Und es geht eben darum das der VK erst sagt das sie aus der verpackung genommen werden musste das es in einem Umschlag passt und jetzt sagt der VK das es eine Großhandelspackung war,als ich gesagt hab das es doch in einem Karton war

Der widerspricht sie ja selber weil er es nicht zurück nehmen möchte,wegen Porto wahrscheinlich

aber so wie es aussieht muss ich das Teil behalten auch wenn ich nicht weiß ob es schon benutzt wurde....

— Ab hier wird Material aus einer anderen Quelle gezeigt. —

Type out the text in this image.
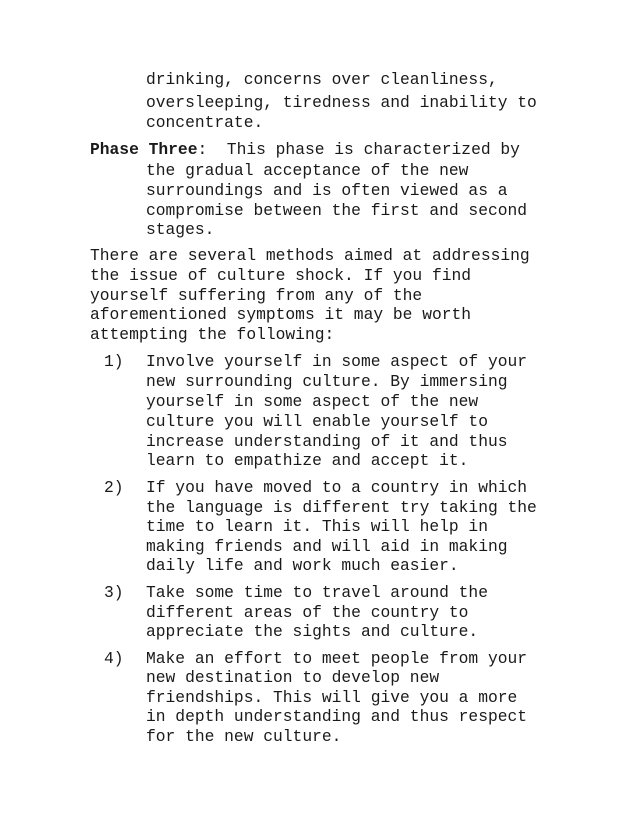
drinking, concerns over cleanliness,
oversleeping, tiredness and inability to
concentrate.
Phase Three:  This phase is characterized by
the gradual acceptance of the new
surroundings and is often viewed as a
compromise between the first and second
stages.
There are several methods aimed at addressing
the issue of culture shock. If you find
yourself suffering from any of the
aforementioned symptoms it may be worth
attempting the following:
1) Involve yourself in some aspect of your
new surrounding culture. By immersing
yourself in some aspect of the new
culture you will enable yourself to
increase understanding of it and thus
learn to empathize and accept it.
2) If you have moved to a country in which
the language is different try taking the
time to learn it. This will help in
making friends and will aid in making
daily life and work much easier.
3) Take some time to travel around the
different areas of the country to
appreciate the sights and culture.
4) Make an effort to meet people from your
new destination to develop new
friendships. This will give you a more
in depth understanding and thus respect
for the new culture.
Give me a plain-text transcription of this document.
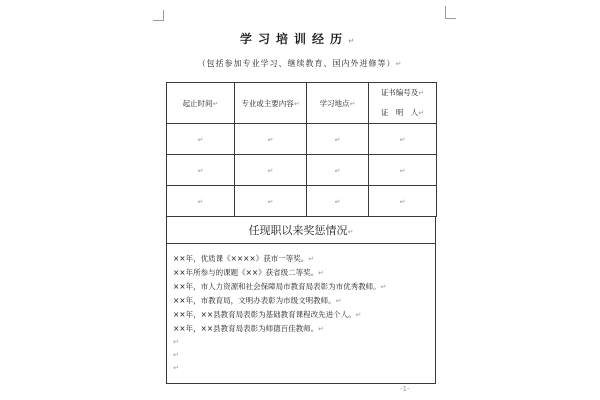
学习培训经历↵
（包括参加专业学习、继续教育、国内外进修等）↵
起止时间↵	专业或主要内容↵	学习地点↵	证书编号及↵
证　明　人↵
↵	↵	↵	↵
↵	↵	↵	↵
↵	↵	↵	↵
任现职以来奖惩情况↵
××年，优质课《××××》获市一等奖。↵
××年所参与的课题《××》获省级二等奖。↵
××年，市人力资源和社会保障局市教育局表彰为市优秀教师。↵
××年，市教育局，文明办表彰为市级文明教师。↵
××年，××县教育局表彰为基础教育课程改先进个人。↵
××年，××县教育局表彰为师德百佳教师。↵
↵
↵
↵
-1-
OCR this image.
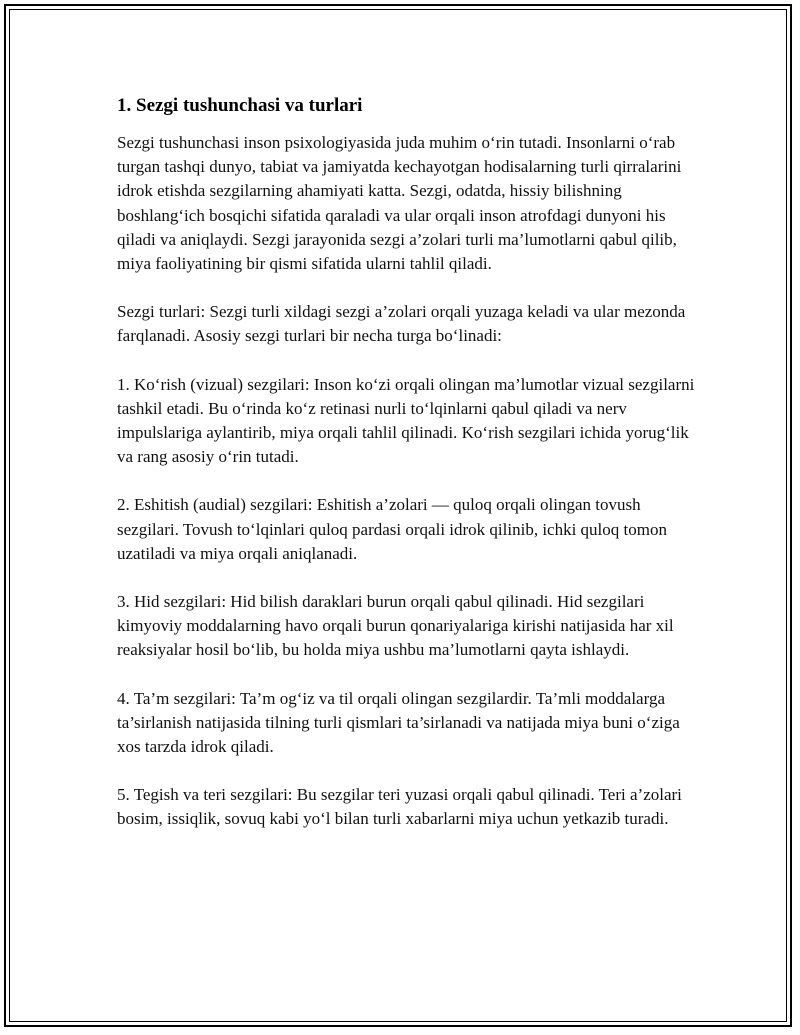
1. Sezgi tushunchasi va turlari

Sezgi tushunchasi inson psixologiyasida juda muhim o‘rin tutadi. Insonlarni o‘rab turgan tashqi dunyo, tabiat va jamiyatda kechayotgan hodisalarning turli qirralarini idrok etishda sezgilarning ahamiyati katta. Sezgi, odatda, hissiy bilishning boshlang‘ich bosqichi sifatida qaraladi va ular orqali inson atrofdagi dunyoni his qiladi va aniqlaydi. Sezgi jarayonida sezgi a’zolari turli ma’lumotlarni qabul qilib, miya faoliyatining bir qismi sifatida ularni tahlil qiladi.

Sezgi turlari: Sezgi turli xildagi sezgi a’zolari orqali yuzaga keladi va ular mezonda farqlanadi. Asosiy sezgi turlari bir necha turga bo‘linadi:

1. Ko‘rish (vizual) sezgilari: Inson ko‘zi orqali olingan ma’lumotlar vizual sezgilarni tashkil etadi. Bu o‘rinda ko‘z retinasi nurli to‘lqinlarni qabul qiladi va nerv impulslariga aylantirib, miya orqali tahlil qilinadi. Ko‘rish sezgilari ichida yorug‘lik va rang asosiy o‘rin tutadi.

2. Eshitish (audial) sezgilari: Eshitish a’zolari — quloq orqali olingan tovush sezgilari. Tovush to‘lqinlari quloq pardasi orqali idrok qilinib, ichki quloq tomon uzatiladi va miya orqali aniqlanadi.

3. Hid sezgilari: Hid bilish daraklari burun orqali qabul qilinadi. Hid sezgilari kimyoviy moddalarning havo orqali burun qonariyalariga kirishi natijasida har xil reaksiyalar hosil bo‘lib, bu holda miya ushbu ma’lumotlarni qayta ishlaydi.

4. Ta’m sezgilari: Ta’m og‘iz va til orqali olingan sezgilardir. Ta’mli moddalarga ta’sirlanish natijasida tilning turli qismlari ta’sirlanadi va natijada miya buni o‘ziga xos tarzda idrok qiladi.

5. Tegish va teri sezgilari: Bu sezgilar teri yuzasi orqali qabul qilinadi. Teri a’zolari bosim, issiqlik, sovuq kabi yo‘l bilan turli xabarlarni miya uchun yetkazib turadi.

Beitrag von picaza 09.03.11 - 17:48 Uhr

Also da kann ich Dich beruhigen:
ein gewerblicher Verkäufer vertickt sicher nicht gebrauchte Wanneneinlagen im großen Stil.
Wenn Du hygienische Bedenken hast, desinfiziere das Teil und gut ists. :-)

LG

Beitrag von eoweniel 10.03.11 - 09:04 Uhr

#pro Würde ich auch sagen. Einfach gründlich abwaschen, desinfizieren und gut is. Evtl. noch eine neutrale Bewertung abgeben, weil sie ja nicht ganz zufrieden war, und fertig.
Wobei ich das nicht mal machen würde, wenn mir die Ware an sich gefällt und sie auch soweit in Ordnung ist. (Gebrauchsspuren auf einer Badewanneneinlage dürften recht gut zu erkennen sein, so welche vorhanden sind.)